The family lived at 1 Harp Villas, Cemetery Road, Gloucester. The census records that Ernest was an asylum attendant.

On 30 October 1911, he married Amy Beatrice White (aged 26) at All Saints Church. Ernest who was aged 36, was then living at 49 Twyver Street, Gloucester and worked as a milkman.

The couple had a daughter, Beatrice Fanny Beryl in 1912.

Rather oddly, Gunner Oakley does not appear as a casualty in the volumes of Soldiers Died in the Great War, which may indicate that he died following discharge from the Army. He does, however, appear in the Commonwealth War Graves Commission (CWGC) records and these state that he served with 352 Brigade of the Royal Field Artillery.

This brigade was part of 72 Division and served entirely in the UK. The Division was formed in late 1916 and its role was to train men for overseas drafts, plus providing men for home defence and was initially established in Somerset, with the Divisional Headquarters set up at Weston-super-Mare, before moving to Bath.

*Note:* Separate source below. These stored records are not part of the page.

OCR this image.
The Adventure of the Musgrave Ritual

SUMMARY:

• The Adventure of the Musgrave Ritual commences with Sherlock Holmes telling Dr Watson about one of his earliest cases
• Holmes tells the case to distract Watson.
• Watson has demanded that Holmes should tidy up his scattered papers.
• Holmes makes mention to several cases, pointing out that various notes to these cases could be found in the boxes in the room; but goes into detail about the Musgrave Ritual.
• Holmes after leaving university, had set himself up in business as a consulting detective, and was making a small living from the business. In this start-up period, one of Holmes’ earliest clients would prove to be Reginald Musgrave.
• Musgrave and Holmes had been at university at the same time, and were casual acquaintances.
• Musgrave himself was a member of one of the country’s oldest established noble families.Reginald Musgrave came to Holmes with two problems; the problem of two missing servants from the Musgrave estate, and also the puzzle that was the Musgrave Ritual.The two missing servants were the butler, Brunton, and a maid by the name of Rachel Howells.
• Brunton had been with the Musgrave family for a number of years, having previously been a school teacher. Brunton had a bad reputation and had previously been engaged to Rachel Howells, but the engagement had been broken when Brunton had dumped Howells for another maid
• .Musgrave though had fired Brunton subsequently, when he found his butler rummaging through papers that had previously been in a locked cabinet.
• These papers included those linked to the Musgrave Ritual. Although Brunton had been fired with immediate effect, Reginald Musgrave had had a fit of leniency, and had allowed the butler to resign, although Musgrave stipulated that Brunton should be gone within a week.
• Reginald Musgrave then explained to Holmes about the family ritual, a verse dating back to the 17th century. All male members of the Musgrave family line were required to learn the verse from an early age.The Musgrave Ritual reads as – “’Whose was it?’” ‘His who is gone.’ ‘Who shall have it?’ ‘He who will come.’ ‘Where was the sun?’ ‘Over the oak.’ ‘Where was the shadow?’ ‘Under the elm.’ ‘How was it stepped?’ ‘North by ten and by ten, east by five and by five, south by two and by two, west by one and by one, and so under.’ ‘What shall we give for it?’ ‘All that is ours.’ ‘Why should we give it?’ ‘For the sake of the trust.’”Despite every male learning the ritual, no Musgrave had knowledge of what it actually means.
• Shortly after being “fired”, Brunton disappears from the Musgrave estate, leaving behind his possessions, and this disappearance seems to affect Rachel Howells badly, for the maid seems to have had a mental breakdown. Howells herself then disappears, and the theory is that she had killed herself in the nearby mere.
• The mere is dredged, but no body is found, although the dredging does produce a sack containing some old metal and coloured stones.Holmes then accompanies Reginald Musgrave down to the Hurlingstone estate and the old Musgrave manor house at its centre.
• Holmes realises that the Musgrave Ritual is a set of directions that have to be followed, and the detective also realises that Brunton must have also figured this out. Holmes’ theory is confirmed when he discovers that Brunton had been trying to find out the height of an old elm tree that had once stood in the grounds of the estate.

Between 5 to 18 January 1917 its various brigades were located in Bedford, Wellingborough and Northampton, with the Division under the command of the Southern Army, Home Forces, responsible for East Coast defences from the River Deben to Orfordness.

All we know of Ernest Oakley’s death is that it occurred on 27 October 1917 at 69 Painswick Road in Gloucester, when he was aged 42.

He was buried in Gloucester Old Cemetery, where a standard CWGC headstone marks his grave.